Fred Thompson Unveils Tax Plan on FOX News
Nov 25th, 2007 by Ted Pibil
Here’s a portion of Fred’s Fox News Sunday discussion. It’s on taxes and Social Security:
Chris Wallace: Your campaign tells us you have a new tax plan you want to unveil today.
Fred Thompson: Yes, yes.
Chris Wallace: What is it?
Fred Thompson: It’s maintaining the tax cuts that we had in 2001 and 2003, it’s eliminating the death penalty, reducing the corporate tax rate. We have the second highest corporate tax rate among other competing partners. It’s hurting us competitively. We’re probably losing revenue from it. We have several other provisions in it, but another major one is an adoption basically of the approach that the house republican study group has that would give taxpayers an option of continuing to file the way they do now or filing under a flatter plan where you only have two rates, but no exemptions past the personal exemption and no deductions. So give that a try and it would be a major move toward tax reform which I think is greatly needed.
Chris Wallace: One thing you also do is you repeal the alternative minimum tax. Obviously –
Fred Thompson: Eventually.
Chris Wallace: There’s concern about fact that it now because there’s no indexing that middle class families who weren’t supposed to fall under the AMT are being hit, but you’ll get it for rich people as well. Why repeal it for everyone?
Fred Thompson: Well it was a tax that was never supposed to be imposed on anybody except 150 taxpayers and now we’re seeing 23 million taxpayers. At the current rate, the AMT will be collecting more tax revenue than the regular tax system. So what we’re saying is let’s index it from year to year until we get a handle on spending and then we’ll eliminate it. The government wasn’t supposed to get that revenue in the first place, and it will not be the drag on the economy that I think the higher tax — higher taxes would be.
We’re facing after the end of 2010 a situation where a lot of — a lot of revenue under current circumstances is going to fall right into the hands of the government. Taxes are going to be higher without anybody having to do anything. Automatic AMT increase including millions of people who were not originally intended to be covered, income tax rates going up substantially for just about everybody in America, and that’s bad for the economy.
We’ve known for years any time we have lowered taxes, any time we’ve lowered tax rates, we’ve seen growth in the economy. Growth is the fundamental underlying factor that we have to maintain in order to be able to generate the additional tax revenue that we’re going to need in order to be fair to the American people. (Emphasis added)
Chris Wallace: But we’ve also got to pay for our government. we went over your plan yesterday, crunched the numbers, and the best we could figure, it would cut federal revenue by more than $2.5 trillion dollars over the next 10 years, that’s roughly 10% of the government’s budget per year. So how would you cut federal spending to offset this huge revenue loss and be specific?
Fred Thompson: Well, I will be specific. But first I’ll say I hope your estimates are better than the professionals who estimated that we would get so much less in capital gains revenue if we lowered the capital gains rate.

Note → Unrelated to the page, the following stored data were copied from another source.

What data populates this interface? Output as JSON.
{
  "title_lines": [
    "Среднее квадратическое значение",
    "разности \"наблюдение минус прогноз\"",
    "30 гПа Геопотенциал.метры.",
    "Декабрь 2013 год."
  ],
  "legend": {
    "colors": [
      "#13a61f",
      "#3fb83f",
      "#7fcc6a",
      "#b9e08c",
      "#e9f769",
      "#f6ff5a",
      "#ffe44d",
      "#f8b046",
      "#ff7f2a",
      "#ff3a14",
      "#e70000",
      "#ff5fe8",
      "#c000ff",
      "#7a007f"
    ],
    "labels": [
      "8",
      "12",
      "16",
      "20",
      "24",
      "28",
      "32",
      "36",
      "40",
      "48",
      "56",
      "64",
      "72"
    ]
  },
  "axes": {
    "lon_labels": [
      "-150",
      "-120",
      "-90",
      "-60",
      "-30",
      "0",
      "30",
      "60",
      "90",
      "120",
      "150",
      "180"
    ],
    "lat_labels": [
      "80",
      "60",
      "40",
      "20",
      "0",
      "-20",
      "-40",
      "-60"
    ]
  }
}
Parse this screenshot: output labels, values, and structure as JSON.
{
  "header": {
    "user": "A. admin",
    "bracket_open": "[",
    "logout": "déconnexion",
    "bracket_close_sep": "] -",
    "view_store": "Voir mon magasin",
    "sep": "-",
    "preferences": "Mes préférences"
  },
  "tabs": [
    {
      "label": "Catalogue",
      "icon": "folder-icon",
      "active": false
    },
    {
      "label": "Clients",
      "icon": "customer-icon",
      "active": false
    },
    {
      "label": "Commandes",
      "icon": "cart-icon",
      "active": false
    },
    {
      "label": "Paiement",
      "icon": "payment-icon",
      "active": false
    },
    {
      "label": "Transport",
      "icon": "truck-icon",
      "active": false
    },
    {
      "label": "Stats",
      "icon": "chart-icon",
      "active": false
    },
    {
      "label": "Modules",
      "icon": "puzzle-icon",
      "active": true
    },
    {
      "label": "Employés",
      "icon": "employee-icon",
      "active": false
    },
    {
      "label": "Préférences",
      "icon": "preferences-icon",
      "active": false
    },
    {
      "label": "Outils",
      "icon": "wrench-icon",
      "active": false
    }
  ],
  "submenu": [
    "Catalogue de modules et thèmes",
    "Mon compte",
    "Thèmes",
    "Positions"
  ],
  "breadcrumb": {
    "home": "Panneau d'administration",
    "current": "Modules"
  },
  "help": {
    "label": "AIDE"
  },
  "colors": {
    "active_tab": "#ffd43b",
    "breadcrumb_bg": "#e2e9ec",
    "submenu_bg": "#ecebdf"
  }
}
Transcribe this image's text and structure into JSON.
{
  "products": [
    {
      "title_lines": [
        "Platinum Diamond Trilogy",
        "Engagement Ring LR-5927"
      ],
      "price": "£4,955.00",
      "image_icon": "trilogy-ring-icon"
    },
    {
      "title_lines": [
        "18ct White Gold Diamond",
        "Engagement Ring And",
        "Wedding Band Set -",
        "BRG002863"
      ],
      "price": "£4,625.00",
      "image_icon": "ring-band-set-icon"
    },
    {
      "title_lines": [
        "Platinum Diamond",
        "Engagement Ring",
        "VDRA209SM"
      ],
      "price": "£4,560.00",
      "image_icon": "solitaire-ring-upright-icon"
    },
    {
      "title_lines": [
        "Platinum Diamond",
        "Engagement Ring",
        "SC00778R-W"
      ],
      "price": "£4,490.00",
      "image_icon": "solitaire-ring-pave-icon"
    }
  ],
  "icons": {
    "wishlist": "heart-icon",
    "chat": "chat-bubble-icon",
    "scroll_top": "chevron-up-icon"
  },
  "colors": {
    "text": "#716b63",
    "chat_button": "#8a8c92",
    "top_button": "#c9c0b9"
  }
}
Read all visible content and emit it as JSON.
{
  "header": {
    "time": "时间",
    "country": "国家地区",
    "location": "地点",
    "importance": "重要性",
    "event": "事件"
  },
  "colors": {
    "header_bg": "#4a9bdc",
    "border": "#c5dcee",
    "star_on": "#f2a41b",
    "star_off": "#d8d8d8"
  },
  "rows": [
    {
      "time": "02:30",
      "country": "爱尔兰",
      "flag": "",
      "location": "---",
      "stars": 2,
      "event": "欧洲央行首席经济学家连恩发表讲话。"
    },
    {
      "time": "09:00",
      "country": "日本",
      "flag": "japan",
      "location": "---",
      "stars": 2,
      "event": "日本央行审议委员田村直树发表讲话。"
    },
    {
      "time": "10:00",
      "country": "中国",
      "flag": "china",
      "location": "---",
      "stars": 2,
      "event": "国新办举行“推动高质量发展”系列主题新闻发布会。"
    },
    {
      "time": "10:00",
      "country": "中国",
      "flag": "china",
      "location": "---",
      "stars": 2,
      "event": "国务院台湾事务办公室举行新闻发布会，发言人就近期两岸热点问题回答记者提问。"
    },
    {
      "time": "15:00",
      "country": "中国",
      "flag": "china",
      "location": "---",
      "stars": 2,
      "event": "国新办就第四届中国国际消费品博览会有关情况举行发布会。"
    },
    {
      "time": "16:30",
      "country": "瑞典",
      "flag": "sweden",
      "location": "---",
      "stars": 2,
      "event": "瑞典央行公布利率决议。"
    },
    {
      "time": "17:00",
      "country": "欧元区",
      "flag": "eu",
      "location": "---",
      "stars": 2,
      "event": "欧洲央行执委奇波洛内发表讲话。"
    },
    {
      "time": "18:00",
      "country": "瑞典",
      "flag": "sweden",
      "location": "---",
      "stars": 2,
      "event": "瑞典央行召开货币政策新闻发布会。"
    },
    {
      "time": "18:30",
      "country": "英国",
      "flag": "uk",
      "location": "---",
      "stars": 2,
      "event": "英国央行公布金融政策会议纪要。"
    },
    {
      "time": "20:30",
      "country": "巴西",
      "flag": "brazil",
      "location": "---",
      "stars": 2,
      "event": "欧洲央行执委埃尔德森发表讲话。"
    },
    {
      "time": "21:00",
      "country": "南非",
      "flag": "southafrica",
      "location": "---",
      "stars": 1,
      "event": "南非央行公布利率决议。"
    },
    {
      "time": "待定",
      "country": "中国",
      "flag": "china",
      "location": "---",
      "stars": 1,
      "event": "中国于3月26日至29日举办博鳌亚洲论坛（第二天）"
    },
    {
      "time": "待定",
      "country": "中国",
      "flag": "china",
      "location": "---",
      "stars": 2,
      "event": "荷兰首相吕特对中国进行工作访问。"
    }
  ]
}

They were totally wrong about that. They were wrong as to the amount of tax revenue we would lose under the 2001 tax rate cuts also. They always overestimate the losses to the government. We had one day in April this year, where the government took in more tax revenue than any single day in the history of the country. So that’s always — that’s always missed by the experts.
Chris Wallace: So give us three specifics.
Fred Thompson: Let me give you one big one worth about $1.4 trillion dollars: my social security plan. I have put out a social security plan, the only one among the Democrats or Republican contenders, that basically faces up to the fact that social security is going bankrupt and that we’re going to have to do something about it. The comptroller, every economic expert who’s looked at it says it’s unsustainable. And indeed it is. We’ll be going into the red in 2017 and it gets worse from there.
I’ve put out a proposal to save social security and save money for the government at the same time and allow individuals to set forth 2% of their payroll into a private personal account with the government matching that. And in the long run the government would come out ahead, a person would have a nest egg at the end of his retirement time. And if you do that in conjunction with indexing the initial social security benefit to inflation instead of wages, at the end of the day, you’re going to save social security, you’re going to put it on a sustainable basis. A lot of experts have already looked at it, and I think come to that conclusion. The National Review has reported on it, Investors Business Daily has reported on it, the Washington Post has analyzed it. It will save the government $4.7 trillion dollars at the end of the day. Eventually you have to address the spending side, but the spending is going to have to be addressed on the basis of our entitlement difficulties.